Подземная река в тот день не прорвалась. И ничто не помешало Егору подняться наверх.

В вестибюле у телефонов-автоматов, у стены, облицованной желтой, веселенькой плиткой, стояла худенькая девочка лет десяти. На ней было тонкое, перешитое, затертое на рукавах и животе сиротское клетчатое пальтишко. Из-под повязанного по-взрослому платка выбивались прямые темные волосы, тонкие брови были высоко подняты.

Девочка стояла прямо, напряженно, готовая побежать навстречу. Она ждала кого-то, и ее не замечали те, кто спешил веселиться, — им не хотелось, да и некогда было ощутить ее одиночество и тщетное ожидание. И Егор понял, что девочка — единственный человек, который, как и он, не принадлежит празднику и не спешит пересечь границу. Он хотел было подойти к ней, но, конечно, этого не сделал. Что ты скажешь ребенку — только испугаешь.

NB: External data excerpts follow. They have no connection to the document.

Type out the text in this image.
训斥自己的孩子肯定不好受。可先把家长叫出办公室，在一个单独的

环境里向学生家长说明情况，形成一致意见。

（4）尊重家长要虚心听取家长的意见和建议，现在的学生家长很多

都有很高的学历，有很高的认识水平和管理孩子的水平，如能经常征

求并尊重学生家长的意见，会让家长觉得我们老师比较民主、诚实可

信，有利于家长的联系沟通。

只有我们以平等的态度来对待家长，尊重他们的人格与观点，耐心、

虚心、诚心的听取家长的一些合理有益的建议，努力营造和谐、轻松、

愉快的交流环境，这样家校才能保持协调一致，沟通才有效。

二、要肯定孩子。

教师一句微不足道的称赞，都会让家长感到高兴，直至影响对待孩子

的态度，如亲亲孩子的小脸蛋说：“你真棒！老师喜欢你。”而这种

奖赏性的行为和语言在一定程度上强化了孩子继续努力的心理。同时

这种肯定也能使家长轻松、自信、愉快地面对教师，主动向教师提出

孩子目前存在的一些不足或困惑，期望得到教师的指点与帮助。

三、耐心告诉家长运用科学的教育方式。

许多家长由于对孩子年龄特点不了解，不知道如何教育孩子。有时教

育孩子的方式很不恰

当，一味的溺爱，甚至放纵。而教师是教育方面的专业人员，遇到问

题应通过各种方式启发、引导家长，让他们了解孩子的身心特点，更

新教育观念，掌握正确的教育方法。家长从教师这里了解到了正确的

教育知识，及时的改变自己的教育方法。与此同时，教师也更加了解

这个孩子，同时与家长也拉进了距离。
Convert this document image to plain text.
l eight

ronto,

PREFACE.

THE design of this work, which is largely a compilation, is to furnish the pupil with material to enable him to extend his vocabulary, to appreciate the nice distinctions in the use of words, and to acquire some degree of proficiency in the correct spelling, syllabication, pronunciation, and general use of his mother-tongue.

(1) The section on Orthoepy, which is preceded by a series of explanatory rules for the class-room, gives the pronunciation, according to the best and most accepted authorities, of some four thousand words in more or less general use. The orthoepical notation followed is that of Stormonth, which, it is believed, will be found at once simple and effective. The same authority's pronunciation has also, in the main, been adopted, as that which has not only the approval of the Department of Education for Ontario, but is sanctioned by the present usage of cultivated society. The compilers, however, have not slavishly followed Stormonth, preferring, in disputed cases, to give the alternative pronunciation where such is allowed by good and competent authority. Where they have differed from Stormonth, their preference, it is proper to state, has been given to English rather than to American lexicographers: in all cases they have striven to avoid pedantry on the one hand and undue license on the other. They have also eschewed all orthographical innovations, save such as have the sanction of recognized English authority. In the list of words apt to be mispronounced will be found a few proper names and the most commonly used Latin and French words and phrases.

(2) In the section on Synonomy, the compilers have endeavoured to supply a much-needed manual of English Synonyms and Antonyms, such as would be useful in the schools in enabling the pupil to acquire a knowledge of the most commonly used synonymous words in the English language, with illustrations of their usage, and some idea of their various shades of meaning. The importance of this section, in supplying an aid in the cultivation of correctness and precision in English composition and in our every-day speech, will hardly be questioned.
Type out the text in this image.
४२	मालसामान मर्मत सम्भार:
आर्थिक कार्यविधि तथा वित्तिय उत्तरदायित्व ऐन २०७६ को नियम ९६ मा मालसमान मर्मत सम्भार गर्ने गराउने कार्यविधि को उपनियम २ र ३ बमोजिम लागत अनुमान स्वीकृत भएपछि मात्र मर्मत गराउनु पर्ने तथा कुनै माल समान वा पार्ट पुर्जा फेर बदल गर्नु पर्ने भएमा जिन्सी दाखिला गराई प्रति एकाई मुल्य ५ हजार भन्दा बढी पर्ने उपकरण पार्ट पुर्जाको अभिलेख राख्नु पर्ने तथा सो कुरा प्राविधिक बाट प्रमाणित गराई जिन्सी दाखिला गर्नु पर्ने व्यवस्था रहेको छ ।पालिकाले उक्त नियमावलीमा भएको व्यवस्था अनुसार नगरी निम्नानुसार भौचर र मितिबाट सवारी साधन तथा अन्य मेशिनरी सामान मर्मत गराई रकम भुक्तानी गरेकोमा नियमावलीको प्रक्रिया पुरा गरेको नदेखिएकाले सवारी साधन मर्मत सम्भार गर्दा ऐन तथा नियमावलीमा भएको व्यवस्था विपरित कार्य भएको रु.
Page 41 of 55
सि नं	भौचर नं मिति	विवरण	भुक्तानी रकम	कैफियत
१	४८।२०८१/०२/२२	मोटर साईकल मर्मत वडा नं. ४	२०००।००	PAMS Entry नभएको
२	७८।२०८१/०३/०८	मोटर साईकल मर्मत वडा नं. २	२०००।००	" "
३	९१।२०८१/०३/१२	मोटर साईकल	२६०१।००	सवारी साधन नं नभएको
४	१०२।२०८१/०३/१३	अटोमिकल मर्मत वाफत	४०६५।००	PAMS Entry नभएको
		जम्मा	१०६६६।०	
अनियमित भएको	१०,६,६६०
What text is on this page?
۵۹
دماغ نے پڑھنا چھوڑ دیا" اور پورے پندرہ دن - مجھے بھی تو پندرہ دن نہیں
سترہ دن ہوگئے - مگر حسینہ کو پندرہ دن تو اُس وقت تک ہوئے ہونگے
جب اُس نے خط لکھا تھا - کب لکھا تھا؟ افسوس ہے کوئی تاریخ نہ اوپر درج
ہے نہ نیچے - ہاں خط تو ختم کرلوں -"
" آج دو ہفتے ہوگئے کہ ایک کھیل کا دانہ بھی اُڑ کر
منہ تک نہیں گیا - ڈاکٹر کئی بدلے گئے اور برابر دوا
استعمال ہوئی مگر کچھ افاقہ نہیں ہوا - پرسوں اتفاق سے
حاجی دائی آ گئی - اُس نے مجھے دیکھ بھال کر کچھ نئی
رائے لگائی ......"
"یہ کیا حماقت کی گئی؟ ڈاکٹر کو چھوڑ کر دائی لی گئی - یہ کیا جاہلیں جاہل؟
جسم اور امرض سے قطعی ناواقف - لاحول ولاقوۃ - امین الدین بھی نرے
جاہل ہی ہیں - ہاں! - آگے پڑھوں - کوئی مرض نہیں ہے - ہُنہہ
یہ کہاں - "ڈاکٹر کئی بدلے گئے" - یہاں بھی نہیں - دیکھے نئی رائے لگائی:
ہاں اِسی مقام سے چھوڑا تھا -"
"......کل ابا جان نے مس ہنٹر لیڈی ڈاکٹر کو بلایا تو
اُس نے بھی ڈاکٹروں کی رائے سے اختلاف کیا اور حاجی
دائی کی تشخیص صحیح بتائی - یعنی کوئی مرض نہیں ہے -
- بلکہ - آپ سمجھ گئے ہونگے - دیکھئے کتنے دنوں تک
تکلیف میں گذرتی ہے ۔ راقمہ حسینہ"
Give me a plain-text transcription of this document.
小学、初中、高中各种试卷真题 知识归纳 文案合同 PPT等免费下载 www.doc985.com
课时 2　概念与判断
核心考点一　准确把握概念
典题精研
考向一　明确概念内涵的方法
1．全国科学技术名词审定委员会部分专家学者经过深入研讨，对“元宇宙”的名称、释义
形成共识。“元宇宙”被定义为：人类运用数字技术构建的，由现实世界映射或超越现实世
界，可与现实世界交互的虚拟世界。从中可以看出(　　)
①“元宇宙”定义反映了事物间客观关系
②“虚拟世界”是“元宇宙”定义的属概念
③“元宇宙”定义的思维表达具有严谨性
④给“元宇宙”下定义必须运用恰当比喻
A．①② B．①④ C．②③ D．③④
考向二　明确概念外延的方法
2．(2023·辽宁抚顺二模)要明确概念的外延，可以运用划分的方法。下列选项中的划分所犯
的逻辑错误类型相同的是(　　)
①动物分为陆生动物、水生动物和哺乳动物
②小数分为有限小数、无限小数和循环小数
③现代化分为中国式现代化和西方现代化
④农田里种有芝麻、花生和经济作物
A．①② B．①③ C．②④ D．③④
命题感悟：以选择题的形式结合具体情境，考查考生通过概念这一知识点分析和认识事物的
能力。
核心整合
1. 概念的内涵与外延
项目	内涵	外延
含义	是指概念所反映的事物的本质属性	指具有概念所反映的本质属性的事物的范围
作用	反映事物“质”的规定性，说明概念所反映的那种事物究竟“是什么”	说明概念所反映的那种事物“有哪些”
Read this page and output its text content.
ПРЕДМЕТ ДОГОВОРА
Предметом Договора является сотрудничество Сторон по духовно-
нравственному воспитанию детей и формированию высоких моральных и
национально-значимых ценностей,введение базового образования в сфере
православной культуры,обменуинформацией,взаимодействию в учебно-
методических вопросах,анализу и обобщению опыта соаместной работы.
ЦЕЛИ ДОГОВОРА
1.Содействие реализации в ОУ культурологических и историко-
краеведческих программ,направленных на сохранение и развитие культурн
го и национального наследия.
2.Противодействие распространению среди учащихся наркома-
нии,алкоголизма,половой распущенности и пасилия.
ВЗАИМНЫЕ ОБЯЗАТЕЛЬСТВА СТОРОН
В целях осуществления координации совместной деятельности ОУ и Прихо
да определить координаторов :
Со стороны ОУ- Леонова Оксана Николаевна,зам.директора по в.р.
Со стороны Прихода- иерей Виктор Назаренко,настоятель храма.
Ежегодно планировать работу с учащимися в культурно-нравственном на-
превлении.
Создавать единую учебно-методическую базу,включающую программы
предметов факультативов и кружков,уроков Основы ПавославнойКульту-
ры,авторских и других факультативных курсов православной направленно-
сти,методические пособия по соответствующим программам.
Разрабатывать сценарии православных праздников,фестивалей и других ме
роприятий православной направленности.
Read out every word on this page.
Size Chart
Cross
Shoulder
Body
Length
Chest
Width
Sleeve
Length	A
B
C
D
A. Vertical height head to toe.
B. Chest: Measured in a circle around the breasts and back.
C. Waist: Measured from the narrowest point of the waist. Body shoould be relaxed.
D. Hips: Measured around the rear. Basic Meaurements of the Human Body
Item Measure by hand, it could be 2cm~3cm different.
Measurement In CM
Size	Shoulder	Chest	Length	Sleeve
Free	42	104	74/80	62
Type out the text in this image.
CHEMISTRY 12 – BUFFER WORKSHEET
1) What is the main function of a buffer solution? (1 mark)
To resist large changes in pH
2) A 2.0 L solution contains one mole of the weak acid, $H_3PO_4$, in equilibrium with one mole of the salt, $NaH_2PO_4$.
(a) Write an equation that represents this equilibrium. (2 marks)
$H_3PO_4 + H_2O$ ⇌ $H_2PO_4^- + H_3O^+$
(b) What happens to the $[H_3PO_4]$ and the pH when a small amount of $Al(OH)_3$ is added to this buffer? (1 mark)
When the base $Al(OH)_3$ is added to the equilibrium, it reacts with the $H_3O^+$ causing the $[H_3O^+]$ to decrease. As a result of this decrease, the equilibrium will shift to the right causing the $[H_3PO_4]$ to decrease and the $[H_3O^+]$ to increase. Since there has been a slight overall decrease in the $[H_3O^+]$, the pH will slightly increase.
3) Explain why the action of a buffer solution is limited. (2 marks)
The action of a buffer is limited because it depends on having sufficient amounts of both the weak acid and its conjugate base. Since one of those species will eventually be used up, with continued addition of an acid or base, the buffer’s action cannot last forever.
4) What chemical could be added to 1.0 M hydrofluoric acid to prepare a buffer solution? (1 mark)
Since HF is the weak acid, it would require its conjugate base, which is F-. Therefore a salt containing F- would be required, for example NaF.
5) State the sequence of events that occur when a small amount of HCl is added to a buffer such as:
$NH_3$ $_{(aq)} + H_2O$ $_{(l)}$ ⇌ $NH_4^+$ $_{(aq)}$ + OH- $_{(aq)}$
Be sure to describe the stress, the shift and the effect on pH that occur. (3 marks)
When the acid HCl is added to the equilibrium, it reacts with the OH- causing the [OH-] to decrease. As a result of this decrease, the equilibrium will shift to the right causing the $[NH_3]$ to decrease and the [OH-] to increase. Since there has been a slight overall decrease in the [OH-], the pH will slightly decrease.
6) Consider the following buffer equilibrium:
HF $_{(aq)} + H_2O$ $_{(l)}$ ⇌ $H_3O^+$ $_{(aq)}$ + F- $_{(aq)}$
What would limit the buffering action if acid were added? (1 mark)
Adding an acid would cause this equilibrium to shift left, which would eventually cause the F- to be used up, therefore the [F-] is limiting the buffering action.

Было десять минут двенадцатого.

До дома — шесть минут. Тысячи раз измерено, проверено, испытано за шестнадцать лет жизни. Шесть минут он растянул минут в пятнадцать. Еще пять минут простоял на дворе, глядя на мелькание теней в своих окнах — уже гости съехались, собирают на стол, мать беспокоится — не из-за него, а потому, что он не купил хлеба, а как скажешь гостям, что нет хлеба, не пойдешь же к соседям в новогоднюю ночь занимать три батона. А отец уже в который раз спрашивает, словно именно мать где-то прячет Егора:?Интересно, как ты намереваешься провести праздник? Вообще без музыки?? Словно музыка — какой-то документ, паспорт, с которым пускают за ту границу. В глубине души Егор допускал: мать могла решить, что он попал под машину, и заставляет отца звонить в милицию. Права на беспокойство Егор давать родителям не хотел. Даже хуже, если они звонят в милицию, — стоит ему войти в дом, как к негодованию хлебному и магнитофонному присоединится негодование за опоздание. Это будет третий и самый непростительный грех? Ты заставил нас всех волноваться!?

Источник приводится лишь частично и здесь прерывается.